That's too semantic IMHO. The failure mode was "enforced invariant stopped being true". If they'd written explicit code to fail the request when that happened, the end result would have been exactly the same.
If the `.unwrap()` was replaced with `.expect("Feature config is too large!")` it would certainly make the outage shorter.
It wouldn't, not meaningfully. The outage was caused by change in how they processed the queries. They had no way to observe the changes, nor canaries to see that change is killing them. Plus, they would still need to manually feed and restart services that ingested bad configs.
`expect` would shave a few minutes; you would still spend hours figuring out and fixing it.
Granted, using expect is better, but it's not a silver bullet.
1:
?
2: map_err, or, or_else, etc.
3: match ... {
Ok(..) => {},
Err(..) => {},
}
4: if let ... {
}
Then it would have been idiomatic Rust code and wouldn't have failed at all.The function signature returned a `Result<(), (ErrorFlags, i32)>`
Seems like it should have returned an Err((ErrorFlags, i32)) here. Case 2 or 3 above would have done nicely.
Removing unwrap() from Rust would have forced the proper handling of the function call and would have prevented this.
Unwrap() is Rust's original sin.
> That's too semantic IMHO. The failure mode was "enforced invariant stopped being true". If they'd written explicit code to fail the request when that happened, the end result would have been exactly the same.

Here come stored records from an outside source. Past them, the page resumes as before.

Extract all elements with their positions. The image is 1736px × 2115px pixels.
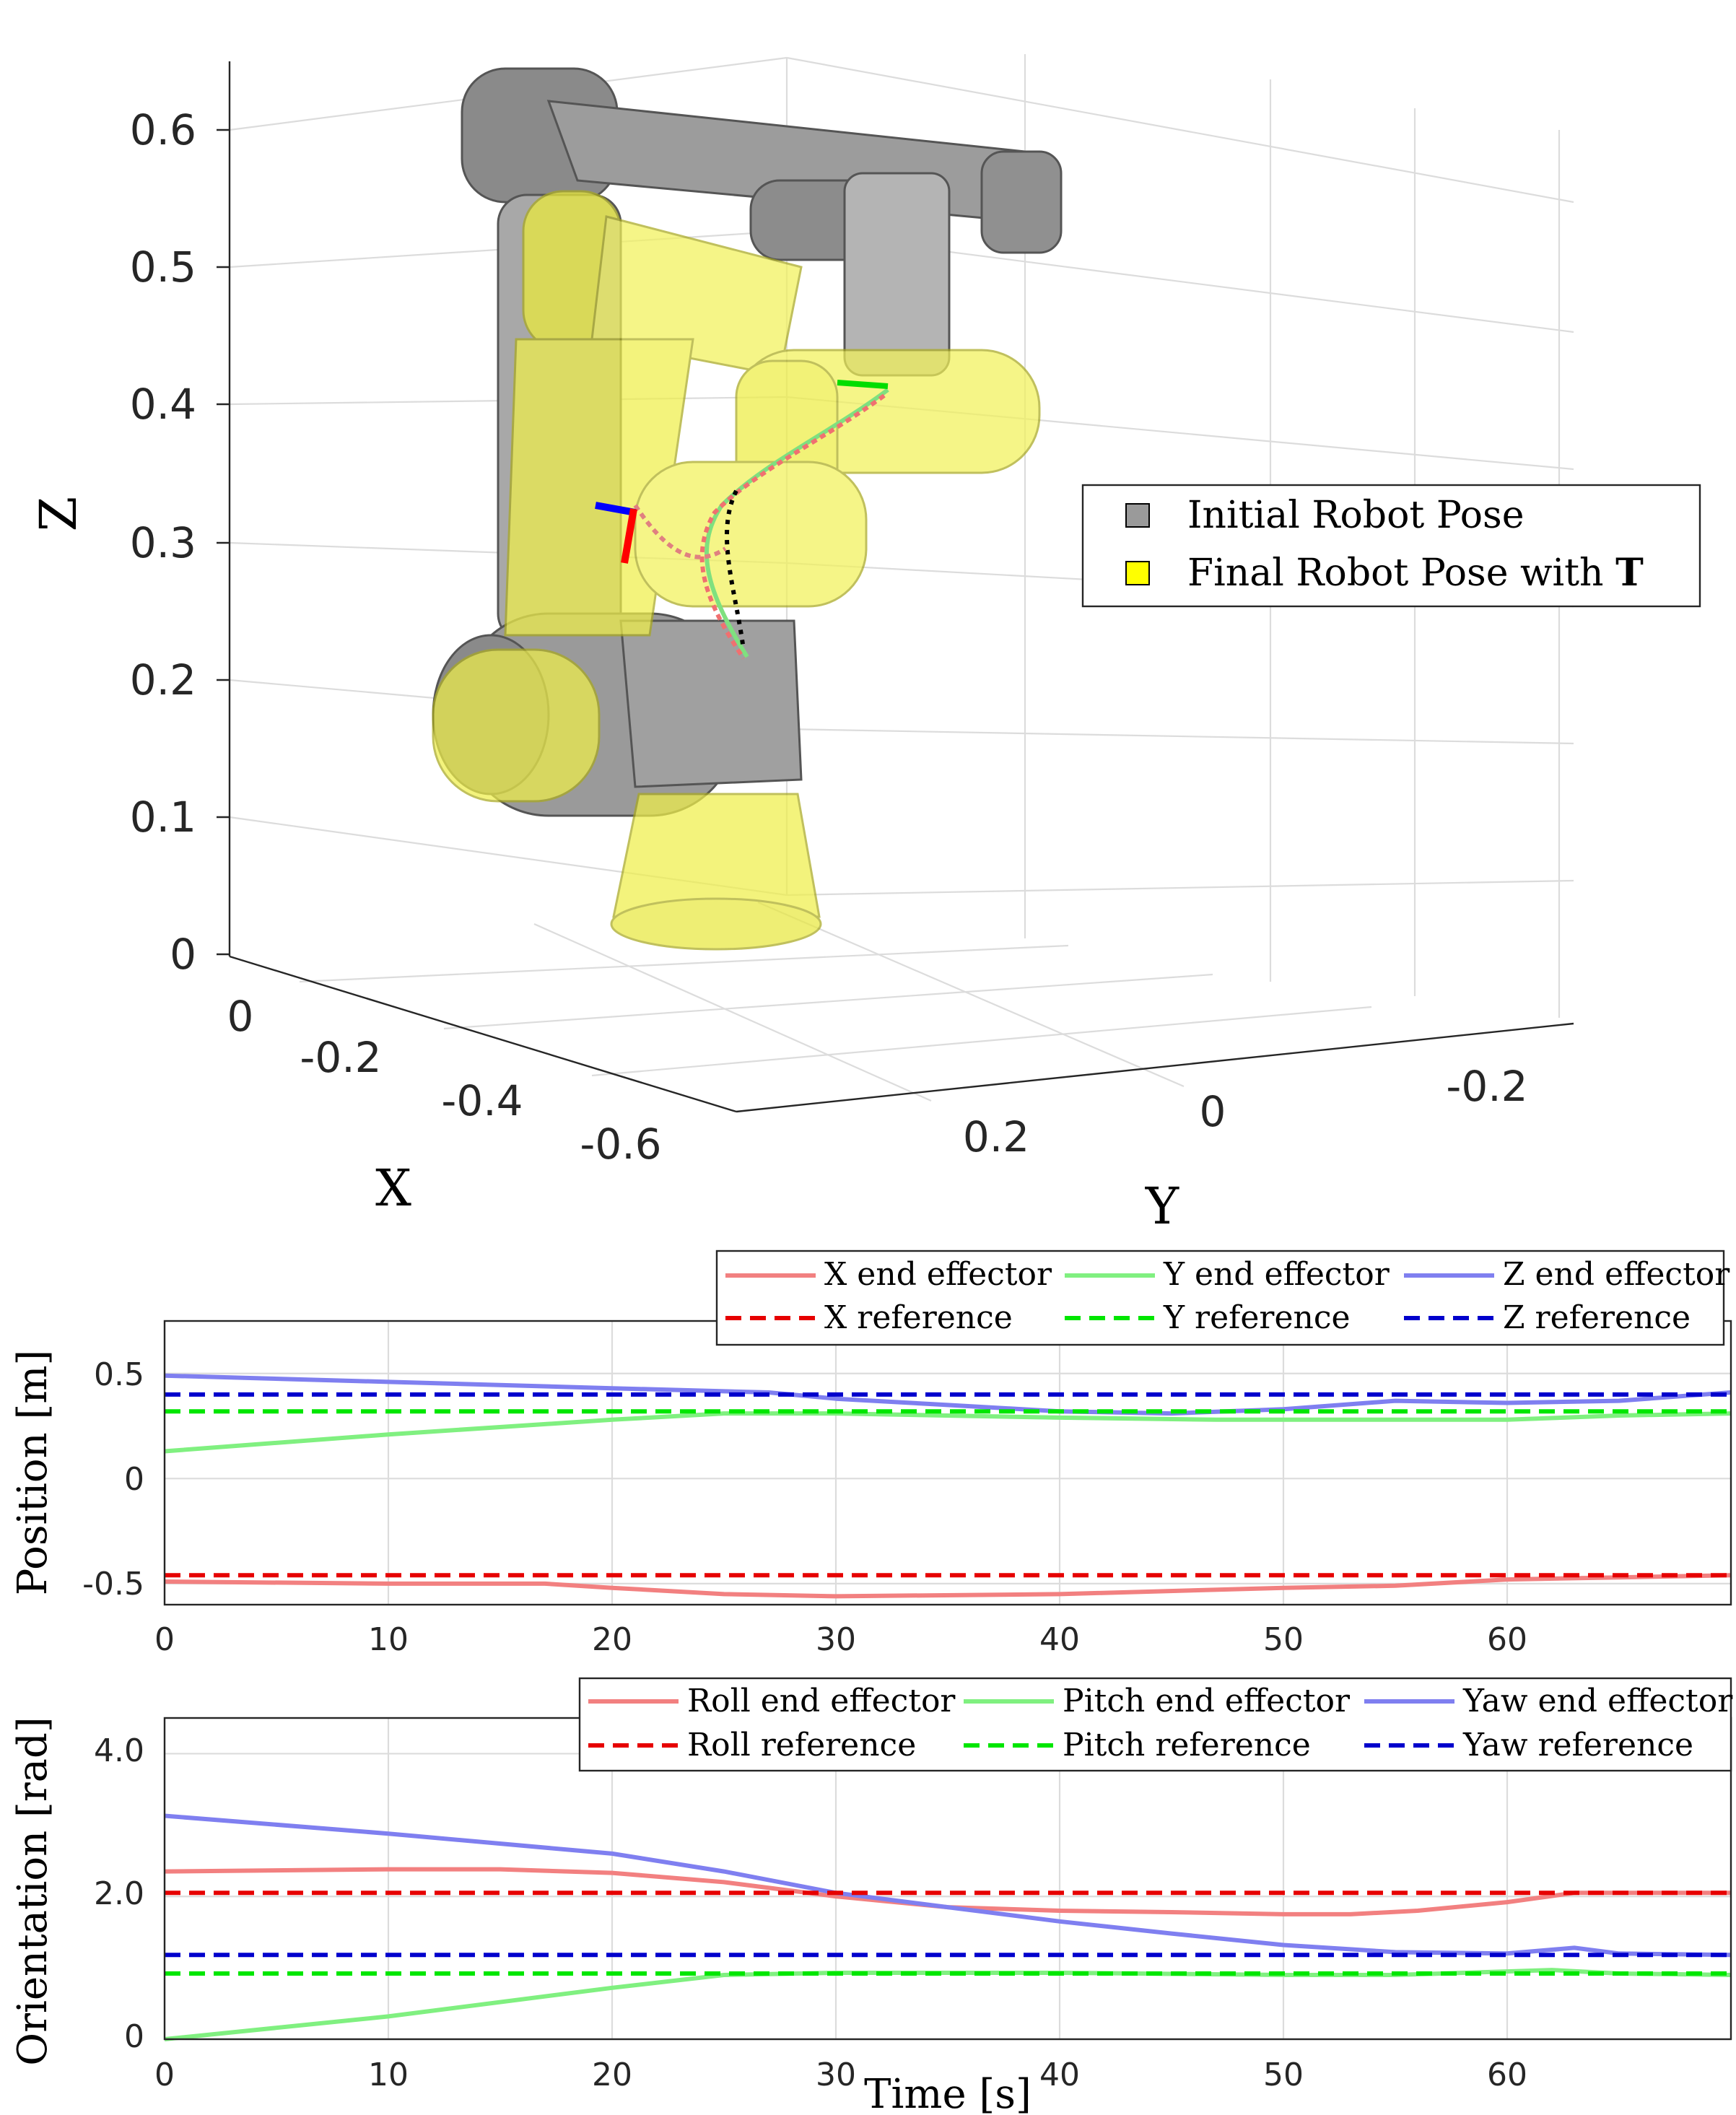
legend-label-x-ref: X reference bbox=[824, 1299, 1013, 1336]
z-tick-label: 0.4 bbox=[130, 380, 196, 429]
orientation-x-tick-label: 60 bbox=[1487, 2057, 1527, 2093]
legend-label-initial: Initial Robot Pose bbox=[1187, 494, 1524, 537]
orientation-series-roll-end-effector bbox=[164, 1867, 1731, 1916]
x-tick-labels: 0 -0.2 -0.4 -0.6 bbox=[227, 992, 662, 1169]
axes-3d bbox=[217, 61, 1574, 1113]
orientation-x-tick-label: 20 bbox=[592, 2057, 632, 2093]
y-tick-label: 0 bbox=[1200, 1087, 1226, 1136]
legend-label-y-ref: Y reference bbox=[1163, 1299, 1351, 1336]
orientation-y-tick-labels: 4.0 2.0 0 bbox=[94, 1732, 144, 2055]
orientation-legend: Roll end effector Roll reference Pitch e… bbox=[578, 1677, 1733, 1772]
x-tick-label: -0.6 bbox=[580, 1120, 661, 1169]
orientation-plot: 0 10 20 30 40 50 60 4.0 2.0 0 Orientatio… bbox=[9, 1677, 1733, 2115]
legend-label-z-ref: Z reference bbox=[1503, 1299, 1691, 1336]
orientation-x-tick-label: 10 bbox=[368, 2057, 409, 2093]
orientation-y-tick-label: 4.0 bbox=[94, 1732, 144, 1769]
z-tick-label: 0.2 bbox=[130, 655, 196, 705]
orientation-x-tick-label: 40 bbox=[1039, 2057, 1080, 2093]
scene-3d: 0.6 0.5 0.4 0.3 0.2 0.1 0 0 -0.2 -0.4 -0… bbox=[29, 54, 1701, 1236]
y-axis-label: Y bbox=[1145, 1177, 1179, 1236]
legend-label-y-ee: Y end effector bbox=[1163, 1256, 1390, 1293]
position-y-axis-label: Position [m] bbox=[9, 1350, 56, 1596]
legend-label-roll-ref: Roll reference bbox=[687, 1727, 916, 1763]
position-x-tick-label: 30 bbox=[816, 1621, 856, 1658]
z-tick-labels: 0.6 0.5 0.4 0.3 0.2 0.1 0 bbox=[130, 105, 196, 979]
legend-label-yaw-ref: Yaw reference bbox=[1462, 1727, 1693, 1763]
z-tick-label: 0.5 bbox=[130, 243, 196, 292]
orientation-x-tick-label: 30 bbox=[816, 2057, 856, 2093]
legend-label-pitch-ref: Pitch reference bbox=[1063, 1727, 1311, 1763]
robot-final-pose bbox=[432, 190, 1041, 951]
position-x-tick-label: 40 bbox=[1039, 1621, 1080, 1658]
legend-label-pitch-ee: Pitch end effector bbox=[1063, 1683, 1351, 1719]
y-tick-label: 0.2 bbox=[963, 1112, 1029, 1161]
legend-label-yaw-ee: Yaw end effector bbox=[1462, 1683, 1733, 1719]
z-tick-label: 0.6 bbox=[130, 105, 196, 154]
position-axes-box bbox=[163, 1320, 1732, 1606]
position-series-y-end-effector bbox=[164, 1411, 1732, 1454]
orientation-y-axis-label: Orientation [rad] bbox=[9, 1717, 56, 2065]
z-tick-label: 0 bbox=[170, 930, 196, 979]
x-tick-label: -0.2 bbox=[300, 1033, 381, 1082]
orientation-x-axis-label: Time [s] bbox=[864, 2071, 1031, 2115]
legend-swatch-initial bbox=[1125, 503, 1150, 528]
position-x-tick-label: 0 bbox=[154, 1621, 175, 1658]
z-axis-label: Z bbox=[29, 497, 88, 532]
position-plot: 0 10 20 30 40 50 60 0.5 0 -0.5 Position … bbox=[9, 1250, 1732, 1658]
z-tick-label: 0.1 bbox=[130, 793, 196, 842]
position-y-tick-label: 0 bbox=[124, 1461, 144, 1498]
orientation-x-tick-label: 0 bbox=[154, 2057, 175, 2093]
position-x-tick-label: 60 bbox=[1487, 1621, 1527, 1658]
position-x-tick-label: 10 bbox=[368, 1621, 409, 1658]
x-tick-label: 0 bbox=[227, 992, 254, 1041]
z-tick-label: 0.3 bbox=[130, 518, 196, 567]
position-y-tick-labels: 0.5 0 -0.5 bbox=[82, 1356, 144, 1602]
position-x-tick-label: 50 bbox=[1263, 1621, 1304, 1658]
position-series-x-end-effector bbox=[164, 1573, 1732, 1599]
orientation-x-tick-labels: 0 10 20 30 40 50 60 bbox=[154, 2057, 1527, 2093]
legend-label-final-bold: T bbox=[1615, 551, 1644, 595]
position-grid bbox=[163, 1321, 1731, 1605]
orientation-y-tick-label: 0 bbox=[124, 2018, 144, 2055]
position-x-tick-labels: 0 10 20 30 40 50 60 bbox=[154, 1621, 1527, 1658]
legend-label-final-text: Final Robot Pose with bbox=[1187, 551, 1615, 595]
orientation-series-pitch-end-effector bbox=[164, 1968, 1732, 2041]
position-legend: X end effector X reference Y end effecto… bbox=[715, 1250, 1730, 1346]
legend-label-final: Final Robot Pose with T bbox=[1187, 551, 1644, 595]
position-y-tick-label: 0.5 bbox=[94, 1356, 144, 1393]
orientation-x-tick-label: 50 bbox=[1263, 2057, 1304, 2093]
legend-label-x-ee: X end effector bbox=[824, 1256, 1052, 1293]
x-axis-label: X bbox=[375, 1159, 411, 1218]
legend-swatch-final bbox=[1125, 561, 1150, 585]
y-tick-label: -0.2 bbox=[1446, 1062, 1527, 1111]
position-y-tick-label: -0.5 bbox=[82, 1566, 144, 1602]
x-tick-label: -0.4 bbox=[441, 1076, 523, 1125]
end-effector-trajectory bbox=[595, 380, 889, 660]
orientation-series-yaw-end-effector bbox=[164, 1813, 1732, 1958]
orientation-series bbox=[164, 1813, 1732, 2041]
orientation-y-tick-label: 2.0 bbox=[94, 1875, 144, 1912]
legend-label-z-ee: Z end effector bbox=[1503, 1256, 1730, 1293]
legend-3d: Initial Robot Pose Final Robot Pose with… bbox=[1081, 484, 1701, 608]
position-series bbox=[164, 1373, 1732, 1599]
position-x-tick-label: 20 bbox=[592, 1621, 632, 1658]
legend-label-roll-ee: Roll end effector bbox=[687, 1683, 956, 1719]
y-tick-labels: 0.2 0 -0.2 bbox=[963, 1062, 1528, 1161]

Problem is, the enclosing function (`fetch_features`) returns a `Result`, so the `unwrap` on line #82 only serves as a shortcut a developer took due to assuming `features.append_with_names` would never fail. Instead, the routine likely should have worked within `Result`.
But it's a fatal error. It doesn't matter whether it's implicit or explicit, the result is the same.
Maybe you're saying "it's better to be explicit", as a broad generalization I don't disagree with that.
But that has nothing to do with the actual bug here, which was that the invariant failed. How they choose to implement checking and failing the invariant in the semantics of the chosen language is irrelevant.
> But it's a fatal error. It doesn't matter whether it's implicit or explicit, the result is the same.
I agree it is an error, but disagree that it should be a fatal error at that location. The reason being is the method defining the offending `unwrap` construct produces a `Result`, which is fully capable of representing any error `features.append_with_names` could produce.
> But that has nothing to do with the actual bug here, which was that the invariant failed.
The bug is by invoking `unwrap` the process crashed. To the degree that Cloudfare had a massive outage.
Had the logic been such that a `Result` representing this error condition activated an alternate workflow to handle the error (perhaps by logging it, emitting a notification event alerting SRE's, transitioning into a failure mode, or all of these options), then a global outage might have been averted.
Which makes:
> How they choose to implement checking and failing the invariant in the semantics of the chosen language is irrelevant.
Very relevant indeed.